Meyer then said that reactions like mine, positing that FB was run by callous little douches, were unfounded. “This is not something you can blame on Those Meddling Kids and Their Mangy Stock Options,” he wrote. How do we know what losses FB’s coders may or may not have suffered? We don’t. “So maybe dial back your condescension toward their lived experiences,” he noted. And more importantly, let’s consider this as a systemic programming problem, not as a whee-fun-to-mock-FB problem. Meyer gave another example, of a service called Think Up, run by friends of his — Anil Dash and Gina Trapani — who are the antitheses of brogrammers. And yet Think Up chirpily told Meyer his “most popular post” on Twitter last year was his daughter’s obituary. “Popular” was a poor word choice, and this too is an example of technology folk not considering the way a design choice works for all constituents and incidences. All all designers and programmers and marketers need to do better, and Meyer included himself in that number.

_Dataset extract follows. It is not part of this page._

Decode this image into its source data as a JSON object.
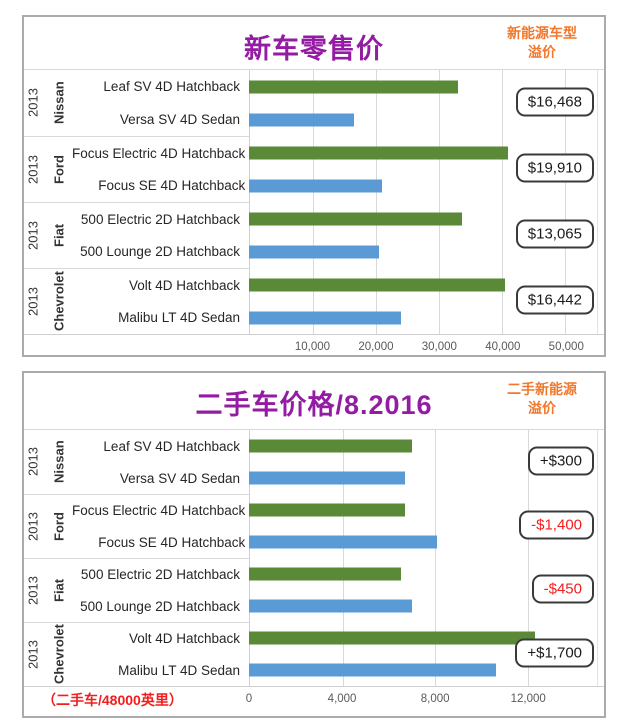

This is mensch behavior. I’m sorry I missed his post at the time; I fell into that typical Internet cesspool of being spittily outraged and then not checking back in post-outrage.

Cool jar!

So, belatedly: I think Gheller’s apology to Meyer was good and I think Meyer’s apology to Gheller and his team was extraordinary. No, Meyer didn’t have to apologize. No, he had nothing to apologize for. But it was humane of him to say he was sorry for the fallout from his post and the venom spewed at the app’s creators. Meyer was kind. He was civil. He showed repeatedly that he understood the challenges of building Internet things, and that his interest was not in shaming FB but in improving the user experience for anyone who’s suffered a loss. “Sorry the world attacked you” isn’t the same as “sorry if your feelings were hurt,” a construction we deplore. Meyer was building a bridge, not evading responsibility. He took extra responsibility, in fact. It would be nice to think all of us are capable of such civility online.